第147章
-葳蕤院。
畫屏說得繪聲繪色,末了蹙起眉頭:“小桃對自己也是真夠狠的,以身擋火,也不怕火直接燒在自己身上。
“不過小姐放心,奴婢偷偷去瞧過了,小桃傷勢不重。
“奴婢也勸過她。哪怕要取信二小姐,也不必做到這個地步,性命最重要。小姐需要她辦事,但不需要她做出這等犧牲。
“可她說她這麼做不是為了小姐,是為了自己,為了她真正的恩人。”
畫屏眼神迷茫,並不是很明白小桃這話的意思。
宋知鳶卻心中瞭然:“她冇有大礙便好,至於其他的,她有自己的堅持,隨她去吧。”
畫屏素來以自家主子為尊,哪怕自己不懂,但顯然主子懂,那就冇事了。
臉上茫然撤去,她又唉聲歎氣起來:“太後旨意來得可真巧。”
巧?天下哪有這麼巧的事。
宋知鳶挑眉:“應該是燕王手筆。宋知雪過去前必定給燕王遞了信。燕王若自己前去解圍,說不定會引得襄陽縣主逆反。
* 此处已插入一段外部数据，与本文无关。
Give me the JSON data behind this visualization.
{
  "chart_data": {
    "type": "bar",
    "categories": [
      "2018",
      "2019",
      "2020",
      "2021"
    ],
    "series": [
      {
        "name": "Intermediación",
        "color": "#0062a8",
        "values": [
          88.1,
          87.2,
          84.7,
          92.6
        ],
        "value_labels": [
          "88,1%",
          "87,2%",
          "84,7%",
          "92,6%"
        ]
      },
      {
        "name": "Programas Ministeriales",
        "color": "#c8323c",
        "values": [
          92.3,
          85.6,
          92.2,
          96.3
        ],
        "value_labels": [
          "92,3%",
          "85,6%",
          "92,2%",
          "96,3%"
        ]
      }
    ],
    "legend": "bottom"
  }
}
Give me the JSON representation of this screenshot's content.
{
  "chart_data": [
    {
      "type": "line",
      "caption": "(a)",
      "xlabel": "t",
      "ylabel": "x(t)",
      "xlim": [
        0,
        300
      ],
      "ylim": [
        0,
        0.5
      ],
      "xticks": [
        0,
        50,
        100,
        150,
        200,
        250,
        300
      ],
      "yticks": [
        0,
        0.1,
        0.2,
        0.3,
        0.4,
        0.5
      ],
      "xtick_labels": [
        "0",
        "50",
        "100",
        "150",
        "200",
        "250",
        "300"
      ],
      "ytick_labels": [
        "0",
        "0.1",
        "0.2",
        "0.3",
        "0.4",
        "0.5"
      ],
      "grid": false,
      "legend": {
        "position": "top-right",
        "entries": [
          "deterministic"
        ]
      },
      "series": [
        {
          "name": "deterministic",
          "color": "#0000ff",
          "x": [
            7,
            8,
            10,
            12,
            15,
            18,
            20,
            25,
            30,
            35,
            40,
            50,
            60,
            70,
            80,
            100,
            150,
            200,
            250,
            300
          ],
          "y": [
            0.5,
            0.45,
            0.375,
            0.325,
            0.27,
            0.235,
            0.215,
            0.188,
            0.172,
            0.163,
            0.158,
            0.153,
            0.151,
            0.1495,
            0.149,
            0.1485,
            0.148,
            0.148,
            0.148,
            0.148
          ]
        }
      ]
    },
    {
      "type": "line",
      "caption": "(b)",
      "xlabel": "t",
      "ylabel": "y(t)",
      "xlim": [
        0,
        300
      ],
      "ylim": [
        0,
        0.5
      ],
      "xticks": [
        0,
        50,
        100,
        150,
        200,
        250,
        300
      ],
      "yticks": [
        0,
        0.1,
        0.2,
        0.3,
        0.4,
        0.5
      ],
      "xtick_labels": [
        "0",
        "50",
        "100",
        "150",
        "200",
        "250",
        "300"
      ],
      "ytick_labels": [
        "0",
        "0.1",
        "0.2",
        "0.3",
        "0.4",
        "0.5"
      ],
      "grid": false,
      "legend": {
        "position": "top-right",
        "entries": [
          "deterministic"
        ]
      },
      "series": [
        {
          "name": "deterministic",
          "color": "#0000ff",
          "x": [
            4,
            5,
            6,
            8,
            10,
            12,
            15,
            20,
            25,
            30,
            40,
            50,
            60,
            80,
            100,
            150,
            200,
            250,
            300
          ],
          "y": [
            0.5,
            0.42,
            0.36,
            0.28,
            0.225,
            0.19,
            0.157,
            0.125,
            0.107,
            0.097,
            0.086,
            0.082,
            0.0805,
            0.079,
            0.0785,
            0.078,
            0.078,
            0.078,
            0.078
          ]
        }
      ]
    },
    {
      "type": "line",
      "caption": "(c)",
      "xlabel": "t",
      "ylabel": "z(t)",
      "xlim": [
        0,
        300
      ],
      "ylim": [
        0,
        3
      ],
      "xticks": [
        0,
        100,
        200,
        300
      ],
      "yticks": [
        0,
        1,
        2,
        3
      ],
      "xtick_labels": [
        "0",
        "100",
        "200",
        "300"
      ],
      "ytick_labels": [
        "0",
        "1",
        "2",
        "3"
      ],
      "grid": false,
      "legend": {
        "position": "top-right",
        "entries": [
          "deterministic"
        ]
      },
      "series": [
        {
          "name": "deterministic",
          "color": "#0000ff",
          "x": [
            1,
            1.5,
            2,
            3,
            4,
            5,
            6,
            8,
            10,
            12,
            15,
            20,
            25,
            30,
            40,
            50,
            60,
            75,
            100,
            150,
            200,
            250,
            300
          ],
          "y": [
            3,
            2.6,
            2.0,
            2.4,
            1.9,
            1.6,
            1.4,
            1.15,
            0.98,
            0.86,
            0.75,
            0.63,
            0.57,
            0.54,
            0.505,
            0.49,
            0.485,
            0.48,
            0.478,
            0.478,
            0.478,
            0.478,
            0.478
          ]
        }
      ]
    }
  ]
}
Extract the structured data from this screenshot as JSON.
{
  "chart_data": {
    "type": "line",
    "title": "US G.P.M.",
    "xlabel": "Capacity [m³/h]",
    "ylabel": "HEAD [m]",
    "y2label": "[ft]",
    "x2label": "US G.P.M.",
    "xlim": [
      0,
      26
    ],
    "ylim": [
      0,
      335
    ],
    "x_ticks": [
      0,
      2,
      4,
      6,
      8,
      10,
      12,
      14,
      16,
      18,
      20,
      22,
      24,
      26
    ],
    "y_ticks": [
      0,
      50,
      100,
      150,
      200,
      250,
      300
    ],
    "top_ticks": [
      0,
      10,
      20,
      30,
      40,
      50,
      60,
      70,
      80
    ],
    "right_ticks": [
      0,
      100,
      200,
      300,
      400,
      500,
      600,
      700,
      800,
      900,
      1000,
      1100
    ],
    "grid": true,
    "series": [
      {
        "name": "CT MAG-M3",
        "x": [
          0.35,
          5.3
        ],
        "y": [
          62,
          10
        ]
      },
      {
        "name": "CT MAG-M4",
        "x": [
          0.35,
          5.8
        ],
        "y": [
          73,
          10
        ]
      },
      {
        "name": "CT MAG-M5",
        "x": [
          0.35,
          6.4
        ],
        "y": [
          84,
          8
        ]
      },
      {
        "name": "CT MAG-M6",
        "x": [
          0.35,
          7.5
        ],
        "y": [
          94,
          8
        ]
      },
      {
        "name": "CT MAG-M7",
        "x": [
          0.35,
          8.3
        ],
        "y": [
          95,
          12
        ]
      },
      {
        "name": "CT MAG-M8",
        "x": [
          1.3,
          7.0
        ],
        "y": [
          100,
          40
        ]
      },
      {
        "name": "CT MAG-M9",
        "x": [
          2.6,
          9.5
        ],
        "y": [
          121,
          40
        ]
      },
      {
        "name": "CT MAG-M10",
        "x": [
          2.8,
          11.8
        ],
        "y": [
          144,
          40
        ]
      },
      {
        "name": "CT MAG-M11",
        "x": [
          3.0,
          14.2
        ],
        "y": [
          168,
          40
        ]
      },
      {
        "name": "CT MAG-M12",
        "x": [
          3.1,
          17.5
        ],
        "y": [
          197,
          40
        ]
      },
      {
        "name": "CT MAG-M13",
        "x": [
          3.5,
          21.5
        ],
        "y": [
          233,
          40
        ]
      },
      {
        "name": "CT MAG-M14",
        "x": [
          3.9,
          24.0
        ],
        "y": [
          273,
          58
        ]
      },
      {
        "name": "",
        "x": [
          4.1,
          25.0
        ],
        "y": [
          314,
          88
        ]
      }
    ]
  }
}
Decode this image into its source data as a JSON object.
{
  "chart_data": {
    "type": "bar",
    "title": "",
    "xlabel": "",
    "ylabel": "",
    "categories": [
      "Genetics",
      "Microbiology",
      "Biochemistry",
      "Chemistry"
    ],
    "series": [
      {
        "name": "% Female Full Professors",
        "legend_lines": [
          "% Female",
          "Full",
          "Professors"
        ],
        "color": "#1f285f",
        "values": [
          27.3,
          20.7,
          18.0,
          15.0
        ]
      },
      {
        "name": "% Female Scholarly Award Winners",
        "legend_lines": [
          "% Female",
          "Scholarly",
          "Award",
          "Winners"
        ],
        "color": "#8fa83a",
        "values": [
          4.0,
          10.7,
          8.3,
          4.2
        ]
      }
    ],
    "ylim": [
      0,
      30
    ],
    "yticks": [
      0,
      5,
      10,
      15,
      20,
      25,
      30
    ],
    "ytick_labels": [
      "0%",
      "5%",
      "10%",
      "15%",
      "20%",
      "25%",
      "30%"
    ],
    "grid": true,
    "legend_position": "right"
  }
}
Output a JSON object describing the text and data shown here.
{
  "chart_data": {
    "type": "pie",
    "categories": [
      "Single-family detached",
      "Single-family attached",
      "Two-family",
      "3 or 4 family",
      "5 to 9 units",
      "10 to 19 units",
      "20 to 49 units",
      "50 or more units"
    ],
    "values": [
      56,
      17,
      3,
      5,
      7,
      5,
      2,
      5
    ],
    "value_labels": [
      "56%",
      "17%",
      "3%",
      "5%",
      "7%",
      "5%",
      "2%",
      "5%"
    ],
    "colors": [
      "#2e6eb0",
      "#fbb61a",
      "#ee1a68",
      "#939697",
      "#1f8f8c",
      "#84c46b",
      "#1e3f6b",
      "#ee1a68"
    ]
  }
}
“但太後素來寵愛襄陽縣主,時有宣召入宮陪伴。找個機會讓太後再度宣召不難。”
畫屏恍然大悟:“是這樣啊。”
語氣微妙,好不遺憾。
宋知鳶哭笑不得:“怎麼這副表情。你莫非以為還能瞧見她們互相廝殺的場景嗎?”
畫屏撇撇嘴:“這倒冇有,奴婢隻是想著好歹能借襄陽縣主的手毀了她的土豆田。”
宋知鳶卻一點不在乎:“無妨。那幾顆土豆是我給她的。我敢給,就不怕她真種出東西來。
“那麼點東西,夠乾什麼?我們可是有一大片呢。而且......”
宋知鳶輕輕勾唇:“有什麼比給予她希望,讓她親眼看著希望茁壯成長,自以為勝券在握時,發現美夢破碎,一切成空,更崩潰,更難以接受?”
畫屏眼珠轉了轉,眸光又亮起來:“那所謂黃奴的事情......”
宋知鳶輕嗤:“她欺辱都受了,難道會把燕王的人還回去?”
畫屏搖頭,那這欺辱不是白受了嗎?必然不可能。
宋知鳶想了想,接著道:“不過應該會低調些。調查的事會緩著進行。也好,吩咐下去,不必多做什麼,盯著就行。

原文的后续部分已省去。